La figure de style du jour : l’épiphore

La figure de style du jour : l’épiphore

Writtern by Béatrice Toulon

Inutile de vous présenter l’anaphore, star des figures de style remise à l’honneur par François Hollande en 2012. Ce « moi président … » répété quinze fois nous rappelait brusquement la puissance du langage en général et de la figure de style en particulier. Mais son impact considérable en a grillé la potentielle réutilisation sans passer pour un copieur ridicule, le contraire de l’effet recherché.

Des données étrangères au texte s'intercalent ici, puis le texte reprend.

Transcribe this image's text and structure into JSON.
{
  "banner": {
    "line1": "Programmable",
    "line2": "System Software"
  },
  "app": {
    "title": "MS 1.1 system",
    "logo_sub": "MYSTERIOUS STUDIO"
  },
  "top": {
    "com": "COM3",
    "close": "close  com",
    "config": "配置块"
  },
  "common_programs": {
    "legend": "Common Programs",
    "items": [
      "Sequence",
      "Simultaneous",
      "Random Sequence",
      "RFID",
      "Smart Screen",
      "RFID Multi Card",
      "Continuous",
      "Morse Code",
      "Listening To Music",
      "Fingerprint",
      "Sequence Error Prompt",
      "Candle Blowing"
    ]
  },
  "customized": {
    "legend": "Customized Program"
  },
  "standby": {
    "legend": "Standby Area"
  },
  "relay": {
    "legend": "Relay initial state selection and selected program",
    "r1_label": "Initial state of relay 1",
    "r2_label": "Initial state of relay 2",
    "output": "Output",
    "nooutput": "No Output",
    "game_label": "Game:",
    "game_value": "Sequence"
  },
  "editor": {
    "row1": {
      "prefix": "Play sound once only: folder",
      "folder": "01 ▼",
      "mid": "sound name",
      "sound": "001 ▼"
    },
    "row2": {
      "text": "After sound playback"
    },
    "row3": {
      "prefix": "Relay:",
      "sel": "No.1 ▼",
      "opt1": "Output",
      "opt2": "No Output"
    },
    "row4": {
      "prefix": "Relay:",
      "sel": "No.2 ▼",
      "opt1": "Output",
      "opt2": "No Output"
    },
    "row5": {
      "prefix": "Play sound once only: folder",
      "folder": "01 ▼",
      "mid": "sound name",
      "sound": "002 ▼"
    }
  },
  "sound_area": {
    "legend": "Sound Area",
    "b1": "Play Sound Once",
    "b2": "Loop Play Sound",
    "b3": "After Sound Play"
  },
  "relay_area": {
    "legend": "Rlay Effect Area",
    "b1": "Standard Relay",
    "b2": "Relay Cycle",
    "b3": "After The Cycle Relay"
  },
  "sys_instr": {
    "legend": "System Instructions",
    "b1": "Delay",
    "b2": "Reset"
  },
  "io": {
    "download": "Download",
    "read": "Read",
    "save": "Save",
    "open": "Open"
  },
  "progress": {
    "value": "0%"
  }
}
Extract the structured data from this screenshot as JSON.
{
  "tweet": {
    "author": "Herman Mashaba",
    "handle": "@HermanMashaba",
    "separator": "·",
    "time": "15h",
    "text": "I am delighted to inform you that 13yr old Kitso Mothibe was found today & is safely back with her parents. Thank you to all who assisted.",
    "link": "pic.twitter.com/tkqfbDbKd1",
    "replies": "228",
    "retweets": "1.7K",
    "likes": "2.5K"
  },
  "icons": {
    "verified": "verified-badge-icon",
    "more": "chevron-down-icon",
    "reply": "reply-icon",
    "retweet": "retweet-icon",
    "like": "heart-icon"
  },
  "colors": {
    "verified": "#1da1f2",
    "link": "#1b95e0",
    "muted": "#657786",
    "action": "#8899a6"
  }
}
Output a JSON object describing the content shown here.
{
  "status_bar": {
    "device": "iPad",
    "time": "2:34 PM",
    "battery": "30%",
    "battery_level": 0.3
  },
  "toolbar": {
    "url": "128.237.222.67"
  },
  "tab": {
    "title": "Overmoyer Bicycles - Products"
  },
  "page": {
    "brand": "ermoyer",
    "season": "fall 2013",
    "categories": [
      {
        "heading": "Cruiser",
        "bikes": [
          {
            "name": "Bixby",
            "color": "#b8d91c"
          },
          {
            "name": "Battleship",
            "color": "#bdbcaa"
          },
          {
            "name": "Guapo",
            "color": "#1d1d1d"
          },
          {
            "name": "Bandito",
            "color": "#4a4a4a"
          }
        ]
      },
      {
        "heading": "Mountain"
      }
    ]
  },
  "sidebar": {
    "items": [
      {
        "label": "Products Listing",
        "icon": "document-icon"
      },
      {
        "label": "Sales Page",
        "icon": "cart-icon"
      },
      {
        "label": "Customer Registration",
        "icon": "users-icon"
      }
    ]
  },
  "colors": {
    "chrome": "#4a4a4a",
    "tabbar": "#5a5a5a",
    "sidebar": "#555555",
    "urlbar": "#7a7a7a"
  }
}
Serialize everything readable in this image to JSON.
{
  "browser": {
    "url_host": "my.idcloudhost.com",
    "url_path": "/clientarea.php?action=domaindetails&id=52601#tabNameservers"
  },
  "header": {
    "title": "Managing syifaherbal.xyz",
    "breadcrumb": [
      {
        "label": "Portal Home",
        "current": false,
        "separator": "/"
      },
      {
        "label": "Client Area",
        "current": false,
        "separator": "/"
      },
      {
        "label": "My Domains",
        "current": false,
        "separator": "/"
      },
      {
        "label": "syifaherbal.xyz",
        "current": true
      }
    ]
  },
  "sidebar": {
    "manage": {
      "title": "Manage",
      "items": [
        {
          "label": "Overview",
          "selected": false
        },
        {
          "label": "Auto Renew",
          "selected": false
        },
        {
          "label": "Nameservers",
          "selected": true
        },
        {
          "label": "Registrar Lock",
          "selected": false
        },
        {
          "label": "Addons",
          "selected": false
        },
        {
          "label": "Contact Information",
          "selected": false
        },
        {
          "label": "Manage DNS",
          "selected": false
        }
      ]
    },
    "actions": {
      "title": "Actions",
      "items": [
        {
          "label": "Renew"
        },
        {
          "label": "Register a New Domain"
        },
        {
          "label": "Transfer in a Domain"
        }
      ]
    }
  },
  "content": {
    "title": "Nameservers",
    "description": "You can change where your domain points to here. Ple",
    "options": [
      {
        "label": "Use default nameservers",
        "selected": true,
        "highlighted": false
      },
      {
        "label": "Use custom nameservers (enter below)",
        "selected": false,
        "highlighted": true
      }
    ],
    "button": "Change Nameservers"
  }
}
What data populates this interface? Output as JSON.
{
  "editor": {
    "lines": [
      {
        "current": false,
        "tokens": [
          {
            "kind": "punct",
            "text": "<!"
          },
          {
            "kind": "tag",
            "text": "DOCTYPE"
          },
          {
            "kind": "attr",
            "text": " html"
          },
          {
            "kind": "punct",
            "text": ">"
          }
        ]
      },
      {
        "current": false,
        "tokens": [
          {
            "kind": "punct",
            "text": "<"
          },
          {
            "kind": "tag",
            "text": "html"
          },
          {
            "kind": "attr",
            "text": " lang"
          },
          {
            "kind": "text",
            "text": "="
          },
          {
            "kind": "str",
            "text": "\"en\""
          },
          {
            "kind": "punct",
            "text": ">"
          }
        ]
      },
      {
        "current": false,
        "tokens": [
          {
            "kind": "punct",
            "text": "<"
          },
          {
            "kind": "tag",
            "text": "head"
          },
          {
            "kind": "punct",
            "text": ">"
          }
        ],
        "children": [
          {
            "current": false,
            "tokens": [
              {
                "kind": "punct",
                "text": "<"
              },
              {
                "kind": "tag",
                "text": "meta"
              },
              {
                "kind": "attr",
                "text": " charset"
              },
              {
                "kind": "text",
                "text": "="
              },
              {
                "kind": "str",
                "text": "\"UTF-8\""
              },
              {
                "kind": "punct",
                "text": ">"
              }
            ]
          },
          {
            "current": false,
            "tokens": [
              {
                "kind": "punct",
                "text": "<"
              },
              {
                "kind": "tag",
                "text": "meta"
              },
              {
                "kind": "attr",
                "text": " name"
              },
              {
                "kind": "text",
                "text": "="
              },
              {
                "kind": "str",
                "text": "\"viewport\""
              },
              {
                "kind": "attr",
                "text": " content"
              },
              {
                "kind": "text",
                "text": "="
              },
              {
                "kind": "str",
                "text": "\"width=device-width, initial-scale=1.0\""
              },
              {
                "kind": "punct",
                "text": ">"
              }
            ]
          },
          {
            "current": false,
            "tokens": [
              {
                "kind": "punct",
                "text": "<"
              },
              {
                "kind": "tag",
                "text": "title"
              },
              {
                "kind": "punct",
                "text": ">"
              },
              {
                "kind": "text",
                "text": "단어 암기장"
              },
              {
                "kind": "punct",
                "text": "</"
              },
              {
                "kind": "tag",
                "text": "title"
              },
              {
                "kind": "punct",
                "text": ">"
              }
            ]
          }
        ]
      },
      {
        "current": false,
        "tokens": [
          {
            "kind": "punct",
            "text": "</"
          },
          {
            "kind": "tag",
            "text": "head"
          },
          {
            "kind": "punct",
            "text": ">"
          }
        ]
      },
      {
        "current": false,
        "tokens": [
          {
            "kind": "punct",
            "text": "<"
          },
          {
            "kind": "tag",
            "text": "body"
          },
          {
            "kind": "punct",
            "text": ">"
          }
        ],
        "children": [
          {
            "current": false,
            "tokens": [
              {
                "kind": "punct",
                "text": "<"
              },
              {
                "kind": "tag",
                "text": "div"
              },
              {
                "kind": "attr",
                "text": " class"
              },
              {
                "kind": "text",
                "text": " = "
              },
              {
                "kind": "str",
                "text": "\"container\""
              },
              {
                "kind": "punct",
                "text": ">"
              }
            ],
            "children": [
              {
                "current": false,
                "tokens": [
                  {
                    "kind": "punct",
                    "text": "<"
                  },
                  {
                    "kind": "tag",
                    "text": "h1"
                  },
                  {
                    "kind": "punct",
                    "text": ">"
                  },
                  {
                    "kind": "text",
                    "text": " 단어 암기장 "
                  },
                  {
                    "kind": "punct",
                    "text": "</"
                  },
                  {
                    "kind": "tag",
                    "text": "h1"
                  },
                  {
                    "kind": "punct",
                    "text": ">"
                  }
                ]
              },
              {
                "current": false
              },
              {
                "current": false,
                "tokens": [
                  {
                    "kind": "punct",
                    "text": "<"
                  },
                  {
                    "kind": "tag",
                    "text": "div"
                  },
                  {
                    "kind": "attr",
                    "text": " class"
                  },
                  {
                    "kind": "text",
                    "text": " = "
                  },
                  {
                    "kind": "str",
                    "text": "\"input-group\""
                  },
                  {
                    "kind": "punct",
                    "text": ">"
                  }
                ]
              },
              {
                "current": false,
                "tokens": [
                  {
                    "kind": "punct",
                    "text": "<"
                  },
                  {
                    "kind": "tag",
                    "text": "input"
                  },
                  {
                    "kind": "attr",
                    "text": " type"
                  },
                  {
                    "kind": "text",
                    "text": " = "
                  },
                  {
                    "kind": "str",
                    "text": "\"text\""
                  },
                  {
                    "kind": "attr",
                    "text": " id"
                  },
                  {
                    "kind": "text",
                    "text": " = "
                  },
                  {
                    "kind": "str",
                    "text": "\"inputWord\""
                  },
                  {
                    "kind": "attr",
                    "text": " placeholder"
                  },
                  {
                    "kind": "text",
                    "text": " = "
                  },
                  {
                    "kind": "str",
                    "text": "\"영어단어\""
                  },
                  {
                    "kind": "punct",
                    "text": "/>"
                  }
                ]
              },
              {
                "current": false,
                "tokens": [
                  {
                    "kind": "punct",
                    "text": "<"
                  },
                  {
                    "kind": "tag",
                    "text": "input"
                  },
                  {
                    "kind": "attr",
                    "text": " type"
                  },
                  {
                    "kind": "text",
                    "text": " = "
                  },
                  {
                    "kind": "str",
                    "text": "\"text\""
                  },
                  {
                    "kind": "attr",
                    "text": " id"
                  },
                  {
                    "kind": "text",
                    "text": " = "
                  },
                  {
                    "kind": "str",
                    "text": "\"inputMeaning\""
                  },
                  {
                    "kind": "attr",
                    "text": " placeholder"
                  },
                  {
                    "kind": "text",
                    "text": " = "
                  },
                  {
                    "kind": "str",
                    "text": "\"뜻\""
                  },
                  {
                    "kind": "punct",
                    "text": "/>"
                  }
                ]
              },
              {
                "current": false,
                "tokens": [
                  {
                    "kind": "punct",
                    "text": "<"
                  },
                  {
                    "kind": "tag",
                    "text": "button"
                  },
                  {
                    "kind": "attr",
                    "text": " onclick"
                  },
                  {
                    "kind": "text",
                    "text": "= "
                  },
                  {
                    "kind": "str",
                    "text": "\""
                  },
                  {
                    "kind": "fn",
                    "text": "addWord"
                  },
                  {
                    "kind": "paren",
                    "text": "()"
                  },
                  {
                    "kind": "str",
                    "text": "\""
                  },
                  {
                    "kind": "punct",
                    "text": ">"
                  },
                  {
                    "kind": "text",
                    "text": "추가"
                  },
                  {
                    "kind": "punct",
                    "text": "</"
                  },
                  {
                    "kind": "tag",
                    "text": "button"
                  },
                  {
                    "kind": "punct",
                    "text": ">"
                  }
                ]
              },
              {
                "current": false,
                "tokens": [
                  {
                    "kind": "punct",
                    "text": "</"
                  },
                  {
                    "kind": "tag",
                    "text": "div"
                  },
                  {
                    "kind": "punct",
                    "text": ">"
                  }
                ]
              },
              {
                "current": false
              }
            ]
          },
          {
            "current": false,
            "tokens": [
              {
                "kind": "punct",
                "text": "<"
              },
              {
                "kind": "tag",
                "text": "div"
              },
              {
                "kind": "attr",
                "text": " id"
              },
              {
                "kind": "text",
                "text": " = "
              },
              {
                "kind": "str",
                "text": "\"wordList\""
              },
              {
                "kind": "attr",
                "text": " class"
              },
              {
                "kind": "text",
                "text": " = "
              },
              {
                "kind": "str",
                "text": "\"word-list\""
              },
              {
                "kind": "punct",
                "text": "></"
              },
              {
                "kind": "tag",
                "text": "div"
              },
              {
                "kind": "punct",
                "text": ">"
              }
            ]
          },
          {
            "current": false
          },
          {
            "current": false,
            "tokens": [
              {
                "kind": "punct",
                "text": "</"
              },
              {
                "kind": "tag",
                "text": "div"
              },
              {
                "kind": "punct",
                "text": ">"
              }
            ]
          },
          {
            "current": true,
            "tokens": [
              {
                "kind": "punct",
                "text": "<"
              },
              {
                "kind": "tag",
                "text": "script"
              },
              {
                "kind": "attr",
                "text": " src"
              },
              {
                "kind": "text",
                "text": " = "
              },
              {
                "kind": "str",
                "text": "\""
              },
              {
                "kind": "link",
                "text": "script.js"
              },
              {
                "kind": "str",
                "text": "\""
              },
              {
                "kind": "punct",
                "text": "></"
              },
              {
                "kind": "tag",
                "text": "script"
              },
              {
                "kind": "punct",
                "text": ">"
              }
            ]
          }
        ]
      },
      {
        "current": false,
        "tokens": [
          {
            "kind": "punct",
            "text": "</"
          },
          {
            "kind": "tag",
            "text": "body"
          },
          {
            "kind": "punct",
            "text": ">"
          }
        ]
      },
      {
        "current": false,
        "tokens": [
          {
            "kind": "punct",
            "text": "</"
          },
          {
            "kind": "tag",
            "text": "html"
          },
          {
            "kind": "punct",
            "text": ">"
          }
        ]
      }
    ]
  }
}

Si l’anaphore est temporairement indisponible, sachez que la rhétorique dispose en rayon de l’épiphore. Son existence m’est revenue grâce à l’intervention de Bruno Lemaire, ce lundi 12 septembre sur France Inter.

Pour plaider la cause de l’intervention militaire contre Daech en Syrie, le député a recouru à cette autre figure fondée sur la répétition d’un mot ou d’une phrase mais à la fin des phrases et non au début. Bruno Lemaire :

Daech égorge le responsable du site de Palmyre, c’est pas grave

Il égorge des jeunes soldats proches de nous, c’est pas grave

Is violent des femmes, c’est pas grave

Il veulent étendre leur emprise, c’est pas grave

Ils menacent le Liban pays frère de la France, c’est pas grave

Ils pourraient laisser les troupes iraniennes s’installer à proximité de l’Etat d’Israël dont nous avons toujours dit que nous garantirions la sécurité, c’est pas grave…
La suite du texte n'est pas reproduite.